From: <HIDDEN>
Newsgroups: comp.soft-sys.matlab
Subject: Re: Generation of random number from Define probability
Date: Thu, 19 Feb 2009 08:52:02 +0000 (UTC)
Organization: The MathWorks, Inc.
Lines: 25
Message-ID: <gnj6ji$9i6$>
References: <gnepo2$18j$> <gnf7ru$fg5$> <gnivii$de5$>
Reply-To: <HIDDEN>
Content-Type: text/plain; charset="ISO-8859-1"
Content-Transfer-Encoding: 8bit
X-Trace: 1235033522 9798 (19 Feb 2009 08:52:02 GMT)
NNTP-Posting-Date: Thu, 19 Feb 2009 08:52:02 +0000 (UTC)
X-Newsreader: MATLAB Central Newsreader 1187260
Xref: comp.soft-sys.matlab:519354

"Matt Fig" <> wrote in message <gnivii$de5$>...
> "Roger Stafford" <> wrote in message 
> Please forgive me if this is totally wrong, (I admit I hated probability and statistics back in college) but why wouldn't something simple like this work:
> p = [.679 .179 .129 .013]'; p = p/sum(p); % They must have a sum of one
> n = 20000000;
> [ps,idx] = sort(p);
> ps = cumsum(ps);
> x = rand(n,1);
> E = x;
> E(x<=ps(1)) = idx(1);
> for ii = 2:length(p)  
>    E(x>=ps(ii-1) & x<=ps(ii) ) = idx(ii); 
> end
> It seems pretty fast for large n, and I don't see the reason why this wouldn't work.

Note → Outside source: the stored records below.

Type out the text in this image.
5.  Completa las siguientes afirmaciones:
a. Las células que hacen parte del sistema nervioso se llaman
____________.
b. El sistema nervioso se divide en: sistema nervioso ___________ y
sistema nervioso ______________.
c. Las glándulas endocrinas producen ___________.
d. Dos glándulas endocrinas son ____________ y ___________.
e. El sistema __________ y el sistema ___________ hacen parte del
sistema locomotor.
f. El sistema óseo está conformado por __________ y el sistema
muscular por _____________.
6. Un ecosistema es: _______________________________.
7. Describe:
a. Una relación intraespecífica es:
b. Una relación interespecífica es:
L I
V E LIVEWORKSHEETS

  It looks as though it would work all right, Matt, but I don't see the point in doing the sort.  Since all the elements of p must be non-negative, after doing the cumsum you would necessarily have an ascending (or at least a non-descending) sequence in 'ps' anyway, and the inequality checks you have would still work.  Also it wouldn't then be necessary to use 'idx' indexing; you could insert the ii's directly into E, as is.

  This algorithm as well as Jos' 'randp' are order (n*m) where m is the number of elements in p and n the length of x.  For small m like the 4 in this example, one of these would certainly be the best way to go.  However, as I said earlier, when m is large, which is what I had in mind with the for-loop stuff, the order n*log(m) binary search should eventually win out even if carried out iteratively in a for-loop.  Try timing both of them with m = 2^16 along with a large n as well, and see if the binary search method wouldn't come in first.  The binary search for-loop would be taking a lazy 16 trips against a frantic 65,536 for-loop trips for the serial search through ps.  In both cases vectors of length n are being processed each time, though of course in the binary search they are admittedly more complicated.

  When trying to simulate accurately a probability density function f(x) with high resolution, one could conceivably use just such a binary search technique with very high values of m to accomplish the task rather than things like attempting to compute analytically the inverse of the desired cumulative distribution function along with the use of 'rand'.  In a sense one could consider this binary search method a kind of fast table look-up technique as opposed to computing values of the inverse cdf.

Roger Stafford